The price paid for rent by tenants across the UK rose by 2.6 per cent year-on-year in January, ac...
The price paid for rent by tenants across the UK rose by 2.6 per cent year-on-year in January, according to the latest official data on the PRS released by the Office for National Statistics (ONS).
ONS figures show that January returned better figures for annual increases in rent than December, where prices were up by 2.5 per cent when compared to the same month in 2014.
England was the star performer in terms of rental price rises, according to the ONS, with prices in the country ending January 2.7 per cent above where they were a year prior. London once again drove this growth forward with a yearly increase of 3.9 per cent compared to January 2015.

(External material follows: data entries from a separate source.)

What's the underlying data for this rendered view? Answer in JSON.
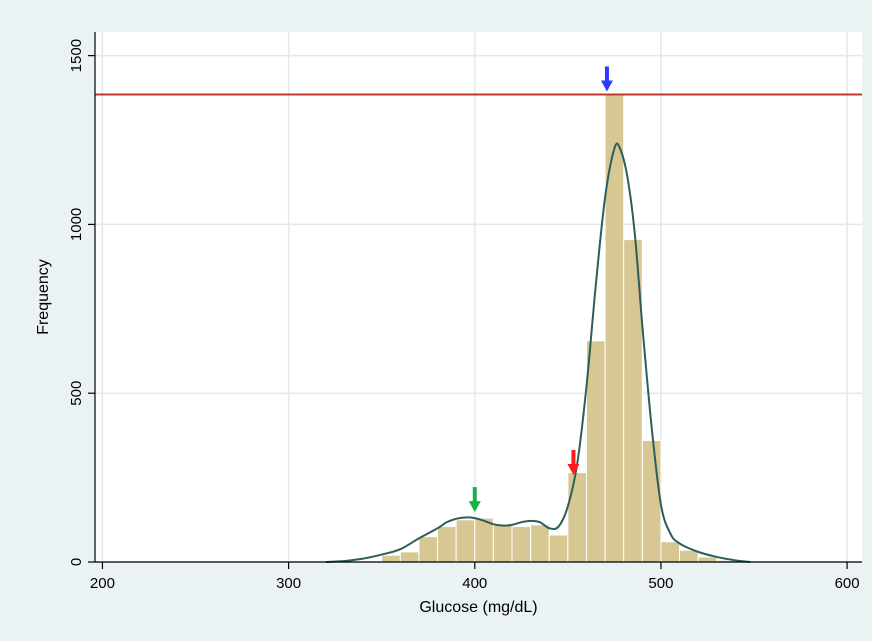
{
  "chart_data": {
    "type": "bar",
    "title": "",
    "xlabel": "Glucose (mg/dL)",
    "ylabel": "Frequency",
    "xlim": [
      196,
      608
    ],
    "ylim": [
      0,
      1570
    ],
    "xticks": [
      200,
      300,
      400,
      500,
      600
    ],
    "yticks": [
      0,
      500,
      1000,
      1500
    ],
    "grid": true,
    "bin_width": 10,
    "bins": [
      {
        "x0": 200,
        "value": 3
      },
      {
        "x0": 350,
        "value": 20
      },
      {
        "x0": 360,
        "value": 30
      },
      {
        "x0": 370,
        "value": 75
      },
      {
        "x0": 380,
        "value": 105
      },
      {
        "x0": 390,
        "value": 125
      },
      {
        "x0": 400,
        "value": 130
      },
      {
        "x0": 410,
        "value": 112
      },
      {
        "x0": 420,
        "value": 105
      },
      {
        "x0": 430,
        "value": 110
      },
      {
        "x0": 440,
        "value": 80
      },
      {
        "x0": 450,
        "value": 265
      },
      {
        "x0": 460,
        "value": 655
      },
      {
        "x0": 470,
        "value": 1385
      },
      {
        "x0": 480,
        "value": 955
      },
      {
        "x0": 490,
        "value": 360
      },
      {
        "x0": 500,
        "value": 60
      },
      {
        "x0": 510,
        "value": 35
      },
      {
        "x0": 520,
        "value": 15
      },
      {
        "x0": 530,
        "value": 5
      }
    ],
    "density_curve": [
      [
        320,
        0
      ],
      [
        330,
        3
      ],
      [
        340,
        10
      ],
      [
        350,
        22
      ],
      [
        360,
        38
      ],
      [
        370,
        70
      ],
      [
        380,
        100
      ],
      [
        385,
        118
      ],
      [
        390,
        128
      ],
      [
        395,
        132
      ],
      [
        400,
        130
      ],
      [
        405,
        122
      ],
      [
        410,
        112
      ],
      [
        415,
        108
      ],
      [
        420,
        110
      ],
      [
        425,
        118
      ],
      [
        430,
        122
      ],
      [
        435,
        118
      ],
      [
        440,
        100
      ],
      [
        445,
        105
      ],
      [
        450,
        165
      ],
      [
        455,
        290
      ],
      [
        460,
        520
      ],
      [
        465,
        820
      ],
      [
        470,
        1080
      ],
      [
        475,
        1225
      ],
      [
        478,
        1225
      ],
      [
        482,
        1140
      ],
      [
        486,
        970
      ],
      [
        490,
        700
      ],
      [
        495,
        400
      ],
      [
        500,
        170
      ],
      [
        505,
        85
      ],
      [
        510,
        55
      ],
      [
        520,
        30
      ],
      [
        530,
        15
      ],
      [
        540,
        5
      ],
      [
        548,
        0
      ]
    ],
    "reference_line": {
      "y": 1385,
      "color": "#c0392b"
    },
    "markers": [
      {
        "x": 453,
        "color": "#ff1a1a"
      },
      {
        "x": 471,
        "color": "#2a3bff"
      },
      {
        "x": 400,
        "color": "#18b04a"
      }
    ],
    "colors": {
      "outer_background": "#eaf2f3",
      "plot_background": "#ffffff",
      "bar_fill": "#d7c793",
      "bar_stroke": "#ffffff",
      "curve": "#2e5e5a",
      "grid": "#e1e9ea",
      "axis": "#000000"
    }
  }
}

In Scotland, prices were up by some 0.8 per cent, while Wales saw rises of 0.3 per cent. This is the second year in a row that Scotland has returned very strong figures, but the data shows it has slipped a little since its peak last summer, where prices were climbing by 2.5 per cent year-on-year.

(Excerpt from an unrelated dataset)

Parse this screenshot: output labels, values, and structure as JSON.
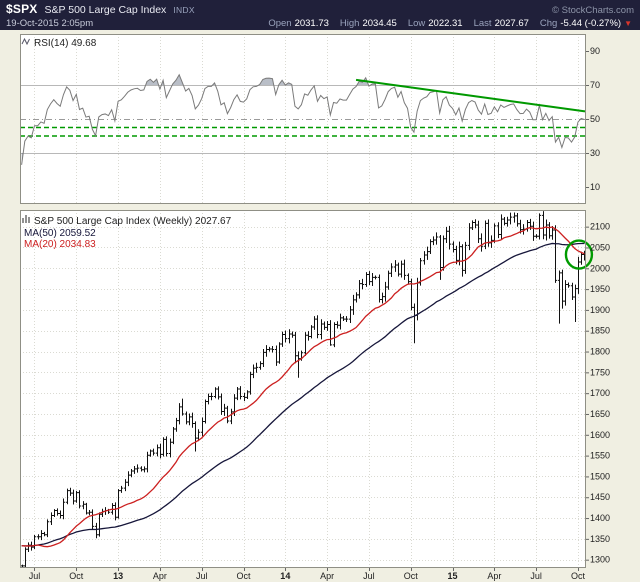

Steve Bolton, founder of Platinum Property Partners, said the main driver behind rental price rises across the country has been the combination of people priced out of the market and those who simply prefer to rent, and the fact that there are not enough available homes around at present.
And he warned that governmental plans to change the way investments work in the property sector could mean tenants pay even higher prices moving forward.
"It is hard to see how the proposed changes will benefit prospective first time buyers. The biggest barrier to home ownership is a lack of adequate property supply, and discouraging buy-to-let investment will do nothing to alleviate this. With prices standing at such high levels, first time buyers need to raise a substantial deposit and as rental prices continue to grow this will become ever more difficult," he said.